Step 2: Do you need speed/iteration for exploratory work?
→ YES: Use Nano Banana (fast and cheap)
→ NO: Continue to Step 3

Step 3: Do you need a specific/niche art style (retro anime, specific movement)?
→ YES: Use Seedream (specialist for artistic styles)
→ NO: Continue to Step 4

Step 4: Do you need complex multi-image compositing (blending multiple sources)?
→ YES: Use GPT Image 1.5 (power tool for complexity)
→ NO: Default to Nano Banana Pro

Step 5: Is another model failing to deliver what you need?
→ YES: Try GPT Image 1.5 as fallback
→ NO: Re-evaluate your prompt or try Seedream for artistic work


Practical Workflow Examples


Scenario 1: Brand Campaign Asset Creation

  1. Start with Nano Banana for rapid exploration (10-15 iterations)

  2. Narrow to 3-4 directions

  3. Switch to Nano Banana Pro (2K) for refined versions

  4. Final client deliverables: Nano Banana Pro (4K)


Scenario 2: Editorial Illustration (Specific Style)

  1. If modern/general aesthetic: Nano Banana Pro (2K)

  2. If niche/retro/specific movement: Seedream (2K or 4K)

  3. If Seedream gives style-mixing issues: simplify prompt, remove competing cues


Scenario 3: Multi-Brand Element Composition

  1. Try Nano Banana Pro with multiple references first

  2. If composition isn't working: switch to GPT Image 1.5

  3. Accept the speed tradeoff for sophisticated blending


Scenario 4: Text-Heavy Design (Poster, Packaging)

  1. Nano Banana Pro is your first choice (excellent text rendering)

  2. Use 2K or 4K depending on final output needs

  3. Iterate quickly with Nano Banana if exploring many directions first


Notes For Creative Professionals


Default Recommendation: Start with Nano Banana Pro for 80% of professional work.
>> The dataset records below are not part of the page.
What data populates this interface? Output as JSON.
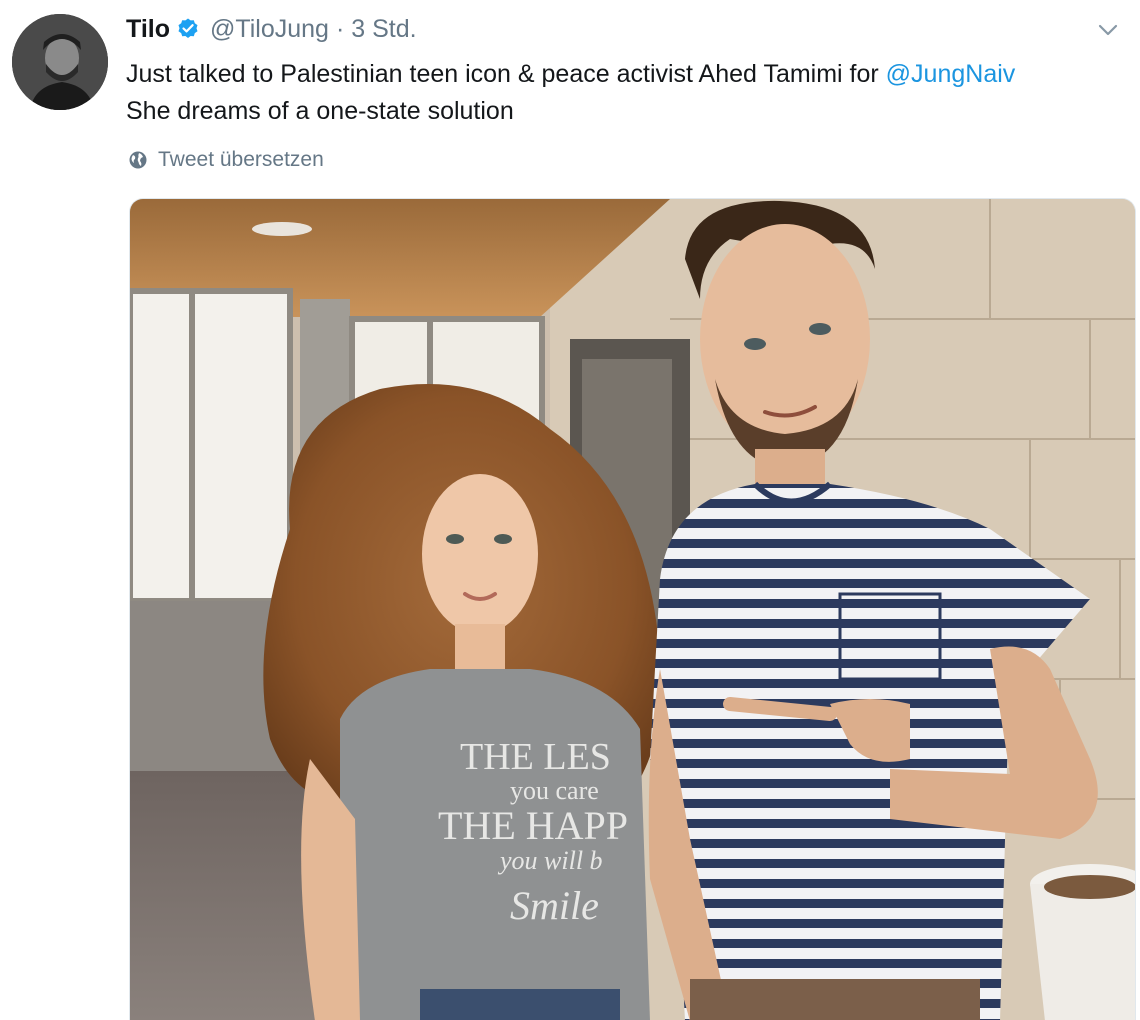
{
  "tweet": {
    "display_name": "Tilo",
    "handle": "@TiloJung",
    "separator": "·",
    "time": "3 Std.",
    "text_line1_before": "Just talked to Palestinian teen icon & peace activist Ahed Tamimi for ",
    "mention": "@JungNaiv",
    "text_line2": "She dreams of a one-state solution",
    "translate_label": "Tweet übersetzen",
    "photo_shirt_text": [
      "THE LES",
      "you care",
      "THE HAPP",
      "you will b",
      "Smile"
    ]
  },
  "icons": {
    "verified": "verified-badge-icon",
    "caret": "chevron-down-icon",
    "globe": "globe-icon"
  },
  "colors": {
    "link": "#1b95e0",
    "secondary_text": "#657786",
    "verified": "#1da1f2"
  }
}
It's the best balance of quality, speed, flexibility, and cost.

When to Diverge:

  • Exploration phase: Nano Banana

  • Niche artistic styles: Seedream

  • Complex compositing: GPT Image 1.5

Prompt Philosophy:

  • Nano Banana models: clarity and concision

  • Seedream: detailed and specific

  • GPT Image 1.5: direct commands

Reference Images:

  • More isn't always better—prioritize quality and relevance

  • Label each reference's role explicitly in your prompt

  • Use references for style, character, composition, or pose guidance

Quality vs. Speed:

  • Match resolution to project phase (draft → 1K, final → 4K)
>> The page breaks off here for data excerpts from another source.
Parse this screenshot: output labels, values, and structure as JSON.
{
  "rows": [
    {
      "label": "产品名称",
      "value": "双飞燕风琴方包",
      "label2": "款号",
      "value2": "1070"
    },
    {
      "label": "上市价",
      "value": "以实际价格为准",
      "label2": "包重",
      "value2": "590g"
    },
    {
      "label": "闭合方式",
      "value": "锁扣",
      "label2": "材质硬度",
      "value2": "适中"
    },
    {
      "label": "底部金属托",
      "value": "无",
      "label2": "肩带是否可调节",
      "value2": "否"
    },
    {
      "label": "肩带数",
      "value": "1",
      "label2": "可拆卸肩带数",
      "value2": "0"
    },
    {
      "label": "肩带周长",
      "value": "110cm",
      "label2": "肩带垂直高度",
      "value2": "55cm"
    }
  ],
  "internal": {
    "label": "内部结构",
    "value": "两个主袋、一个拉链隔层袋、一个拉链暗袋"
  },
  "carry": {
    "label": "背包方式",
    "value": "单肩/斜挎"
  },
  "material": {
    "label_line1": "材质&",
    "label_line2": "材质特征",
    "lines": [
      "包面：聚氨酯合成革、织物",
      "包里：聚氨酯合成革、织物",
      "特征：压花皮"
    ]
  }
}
  • Budget time for GPT Image 1.5 if you use it

  • Fast iteration (Nano Banana) → refinement (Pro) is a proven workflow

Common Pitfalls:

  • Over-prompting Nano Banana models (keep it clean)

  • Under-prompting Seedream (be specific about style)
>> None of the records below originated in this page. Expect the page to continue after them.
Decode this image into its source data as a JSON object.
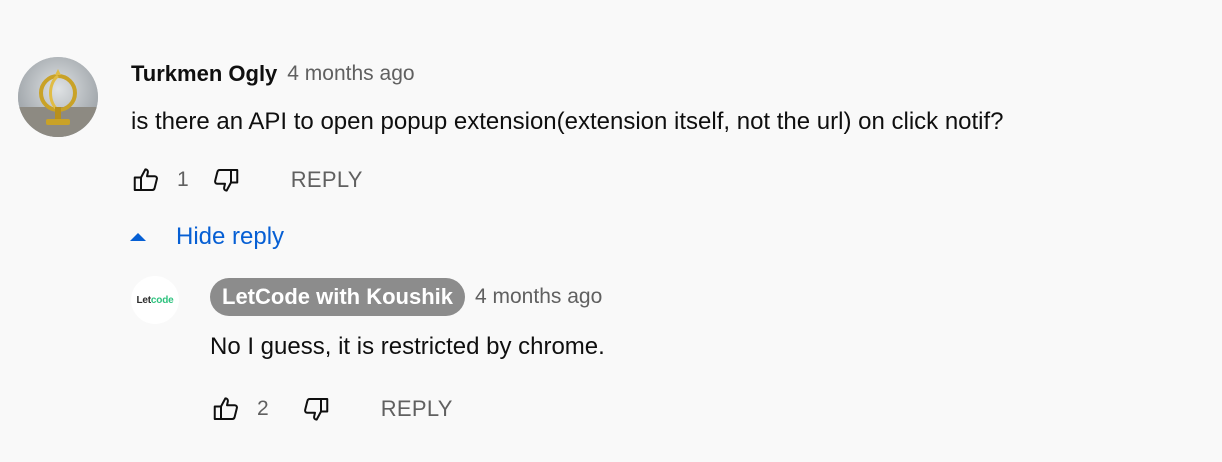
{
  "comment": {
    "author": "Turkmen Ogly",
    "time": "4 months ago",
    "text": "is there an API to open popup extension(extension itself, not the url) on click notif?",
    "like_count": "1",
    "reply_label": "REPLY",
    "avatar_icon": "globe-statue-avatar"
  },
  "toggle": {
    "label": "Hide reply",
    "icon": "caret-up-icon",
    "color": "#065fd4"
  },
  "reply": {
    "author": "LetCode with Koushik",
    "time": "4 months ago",
    "text": "No I guess, it is restricted by chrome.",
    "like_count": "2",
    "reply_label": "REPLY",
    "avatar_logo_text_1": "Let",
    "avatar_logo_text_2": "code",
    "owner_badge_color": "#8c8c8c"
  },
  "icons": {
    "like": "thumbs-up-icon",
    "dislike": "thumbs-down-icon"
  }
}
  • Using GPT Image 1.5 for simple tasks (overkill)

  • Not providing reference images when needed (especially famous faces, specific styles)

This field guide is your strategic reference. Know your tools, match them to your task, and iterate intelligently. The best model is the one that gets you to your creative vision efficiently.